Welche Risiken bringt der Einsatz der Technologie mit sich und wie bewerten Sie die kritischen Stimmen?
Bei der klassischen Züchtung und Gentechnik spielt der Zufall eine große Rolle. Ein solches Risiko zufälliger oder unbeabsichtigter Veränderungen ist bei der Genschere CRISPR/Cas9 weitgehend ausgeschlossen. Die Sicherheit und Präzision, die das System schon jetzt auszeichnet, wird zudem stetig verbessert. Einige Kritiker sehen das Risiko, dass praktisch jeder Laie das System nutzen kann, ohne die kontrollierten Bedingungen, die in einem Labor herrschen. Dieses Risiko darf man aus meiner Sicht nicht unterschätzen.

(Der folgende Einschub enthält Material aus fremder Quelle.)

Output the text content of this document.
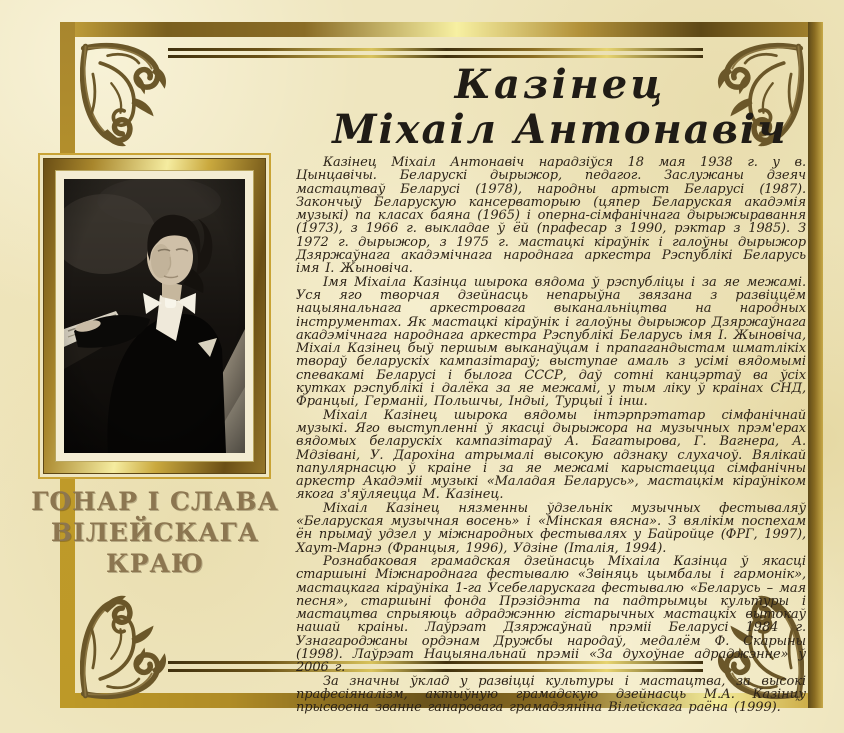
Казінец
Міхаіл Антонавіч
ГОНАР І СЛАВА
ВІЛЕЙСКАГА КРАЮ

Казінец Міхаіл Антонавіч нарадзіўся 18 мая 1938 г. у в. Цынцавічы. Беларускі дырыжор, педагог. Заслужаны дзеяч мастацтваў Беларусі (1978), народны артыст Беларусі (1987). Закончыў Беларускую кансерваторыю (цяпер Беларуская акадэмія музыкі) па класах баяна (1965) і оперна-сімфанічнага дырыжыравання (1973), з 1966 г. выкладае ў ёй (прафесар з 1990, рэктар з 1985). З 1972 г. дырыжор, з 1975 г. мастацкі кіраўнік і галоўны дырыжор Дзяржаўнага акадэмічнага народнага аркестра Рэспублікі Беларусь імя І. Жыновіча.

Імя Міхаіла Казінца шырока вядома ў рэспубліцы і за яе межамі. Уся яго творчая дзейнасць непарыўна звязана з развіццём нацыянальнага аркестровага выканальніцтва на народных інструментах. Як мастацкі кіраўнік і галоўны дырыжор Дзяржаўнага акадэмічнага народнага аркестра Рэспублікі Беларусь імя І. Жыновіча, Міхаіл Казінец быў першым выканаўцам і прапагандыстам шматлікіх твораў беларускіх кампазітараў; выступае амаль з усімі вядомымі спевакамі Беларусі і былога СССР, даў сотні канцэртаў ва ўсіх кутках рэспублікі і далёка за яе межамі, у тым ліку ў краінах СНД, Францыі, Германіі, Польшчы, Індыі, Турцыі і інш.

Міхаіл Казінец шырока вядомы інтэрпрэтатар сімфанічнай музыкі. Яго выступленні ў якасці дырыжора на музычных прэм'ерах вядомых беларускіх кампазітараў А. Багатырова, Г. Вагнера, А. Мдзівані, У. Дарохіна атрымалі высокую адзнаку слухачоў. Вялікай папулярнасцю ў краіне і за яе межамі карыстаецца сімфанічны аркестр Акадэміі музыкі «Маладая Беларусь», мастацкім кіраўніком якога з'яўляецца М. Казінец.

Міхаіл Казінец нязменны ўдзельнік музычных фестываляў «Беларуская музычная восень» і «Мінская вясна». З вялікім поспехам ён прымаў удзел у міжнародных фестывалях у Байройце (ФРГ, 1997), Хаут-Марнэ (Францыя, 1996), Удзіне (Італія, 1994).

Рознабаковая грамадская дзейнасць Міхаіла Казінца ў якасці старшыні Міжнароднага фестывалю «Звіняць цымбалы і гармонік», мастацкага кіраўніка 1-га Усебеларускага фестывалю «Беларусь – мая песня», старшыні фонда Прэзідэнта па падтрымцы культуры і мастацтва спрыяюць адраджэнню гістарычных мастацкіх вытокаў нашай краіны. Лаўрэат Дзяржаўнай прэміі Беларусі 1984 г. Узнагароджаны ордэнам Дружбы народаў, медалём Ф. Скарыны (1998). Лаўрэат Нацыянальнай прэміі «За духоўнае адраджэнне» ў 2006 г.

За значны ўклад у развіцці культуры і мастацтва, за высокі прафесіяналізм, актыўную грамадскую дзейнасць М.А. Казінцу прысвоена званне ганаровага грамадзяніна Вілейскага раёна (1999).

Daneben gibt es ernstzunehmende ethische Fragen. Viele Kritiker befürchten, dass Eingriffe in die menschliche Keimbahn unvorhersehbare Folgen auf nachfolgende Generationen haben könnten. Wissenschaftler – darunter auch die Erfinder der Technik – haben sich deshalb 2015 auf ein Moratorium für die Anwendung von CRISPR/Cas9 bei der Veränderung von Keimbahnzellen ausgesprochen. In Deutschland schränkt das Embryonenschutzgesetz Keimbahn-Versuche ein. Andere Länder sind dabei offener, zum Beispiel die USA und China. US-Forschern ist es jüngst gelungen, mithilfe von CRISPR/Cas9 das Gen für eine Herzkrankheit in menschlichen Embryonen zu reparieren. Nach meiner Meinung sollte sich die internationale Gemeinschaft darauf verständigen, solche Eingriffe in die menschliche Keimbahn zu unterbinden. Die Risiken sind aus heutiger Sicht einfach zu groß.
Braucht es aus Ihrer Sicht klarere Regeln für den Einsatz der Technologie und wie könnte eine solche Regulierung aussehen, ohne den Fortschritt einzubremsen?
Wissenschaftlicher Fortschritt kann zu unserem Wohl und Wohlstand nur beitragen, wenn er von einem hohen Maß an Verantwortung getragen ist. Regelungen für neu entdeckte Technologien laufen dabei häufig auf einen Kompromiss hinaus: Dieser muss einerseits den Stand der Wissenschaft berücksichtigen, andererseits unsere ethischen Standards. Das ist natürlich keine leichte Aufgabe. Ich bin überzeugt, dass man wissenschaftliche Erkenntnisse nicht einmauern und ihre Entwicklung auch nicht verbieten kann. Wir brauchen eine Wissenschaft, die sich frei entfalten kann. In Deutschland werden die Wissenschaftlerinnen und Wissenschaftler gut darin ausgebildet, ethische Standards zu berücksichtigen. Ein entsprechender Kodex, dem sich alle unterziehen – ähnlich dem hippokratischen Eid in der Medizin – wäre auch für Forscher denkbar. Darüber habe ich vor einigen Wochen mit dem Physiker und Wissenschaftsmoderator Ranga Yogeshwar diskutiert. Angesichts der weitreichenden Wirkungen wissenschaftlicher Erkenntnisse könnte man durchaus darüber nachdenken, wie wissenschaftsethische Prinzipien in unseren Ausbildungsprogrammen künftig im hippokratischen Sinn vermittelt werden.